ATI's Software Approach
What's more ATI is taking a broader approach to gaming physics by opening up the hardware to developers just like they promised they would during the R520 launch. They are working on a Data Parallel Processing Architecture Abstraction layer that will allow developers to utilizing the hardware without having to go through Direct3D or OpenGL APIs. This software is being given away for free to developers and API developers to use as they see fit. And while physics is the focus for now, this architecture abstraction will be open to all other types of GPGPU work too.
Without having to go through Direct3D, ATI's hardware should be able to pull more performance out of their architecture than if they left the calculations to D3D. However, the abstraction layer that ATI is writing CAN go through D3D and OpenGL if the developer would like it to.
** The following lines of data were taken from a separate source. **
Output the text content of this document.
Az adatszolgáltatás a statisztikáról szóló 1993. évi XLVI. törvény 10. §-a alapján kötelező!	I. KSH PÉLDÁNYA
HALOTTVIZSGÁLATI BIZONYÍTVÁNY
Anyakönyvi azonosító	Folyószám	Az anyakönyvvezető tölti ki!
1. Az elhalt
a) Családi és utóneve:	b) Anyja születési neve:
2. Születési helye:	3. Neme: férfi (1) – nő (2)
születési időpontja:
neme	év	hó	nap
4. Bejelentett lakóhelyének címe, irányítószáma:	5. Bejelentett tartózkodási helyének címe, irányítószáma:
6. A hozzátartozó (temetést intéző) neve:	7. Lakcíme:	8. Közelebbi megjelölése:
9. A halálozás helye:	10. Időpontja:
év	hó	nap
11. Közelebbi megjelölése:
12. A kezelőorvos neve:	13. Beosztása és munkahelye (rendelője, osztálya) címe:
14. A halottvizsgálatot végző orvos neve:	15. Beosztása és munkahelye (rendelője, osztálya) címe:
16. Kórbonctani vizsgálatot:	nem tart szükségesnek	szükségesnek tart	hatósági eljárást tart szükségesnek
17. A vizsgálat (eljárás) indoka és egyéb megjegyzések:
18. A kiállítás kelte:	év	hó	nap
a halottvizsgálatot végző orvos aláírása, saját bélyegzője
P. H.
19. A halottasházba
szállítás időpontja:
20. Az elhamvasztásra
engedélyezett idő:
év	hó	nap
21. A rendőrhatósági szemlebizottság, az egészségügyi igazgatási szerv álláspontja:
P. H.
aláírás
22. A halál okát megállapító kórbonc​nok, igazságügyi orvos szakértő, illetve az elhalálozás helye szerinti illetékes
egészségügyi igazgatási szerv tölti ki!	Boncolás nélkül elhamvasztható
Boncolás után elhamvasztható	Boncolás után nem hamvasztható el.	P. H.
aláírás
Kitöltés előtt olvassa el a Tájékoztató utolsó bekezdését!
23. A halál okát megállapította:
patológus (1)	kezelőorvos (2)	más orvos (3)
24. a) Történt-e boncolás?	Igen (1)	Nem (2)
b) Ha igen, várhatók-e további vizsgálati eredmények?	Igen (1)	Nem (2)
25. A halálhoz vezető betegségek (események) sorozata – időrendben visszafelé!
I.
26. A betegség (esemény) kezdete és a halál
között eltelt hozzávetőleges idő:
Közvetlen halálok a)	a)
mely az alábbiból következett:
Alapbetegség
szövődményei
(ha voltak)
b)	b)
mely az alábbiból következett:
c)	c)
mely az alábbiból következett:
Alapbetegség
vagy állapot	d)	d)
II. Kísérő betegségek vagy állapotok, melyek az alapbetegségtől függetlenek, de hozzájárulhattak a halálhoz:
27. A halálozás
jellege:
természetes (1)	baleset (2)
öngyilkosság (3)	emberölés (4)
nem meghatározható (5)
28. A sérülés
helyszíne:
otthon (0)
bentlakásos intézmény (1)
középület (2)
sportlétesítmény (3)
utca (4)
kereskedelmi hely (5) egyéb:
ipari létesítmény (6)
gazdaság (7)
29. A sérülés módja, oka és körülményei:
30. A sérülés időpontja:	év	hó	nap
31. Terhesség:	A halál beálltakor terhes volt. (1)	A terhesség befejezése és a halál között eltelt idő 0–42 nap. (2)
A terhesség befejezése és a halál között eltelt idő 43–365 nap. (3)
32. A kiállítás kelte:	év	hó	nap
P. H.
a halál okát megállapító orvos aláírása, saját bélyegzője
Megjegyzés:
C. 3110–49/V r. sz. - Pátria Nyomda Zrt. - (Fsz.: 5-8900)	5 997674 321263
ATI did admit that a common API for physics coding would simplify the industry and allow competition between NVIDIA, ATI and even AGEIA to exist at a level where we could actually tell you which one is better with some kind of certainty. This might not be good for companies like Havok though, that are purely software based. But with information about 'Direct Physics' already publicly viewable on the MSDN website and on other Direct X areas, we can't stop that progression. It usually takes Microsoft to step in and make a standard for hardware vendors to adhere to, and this should happen with physics as well.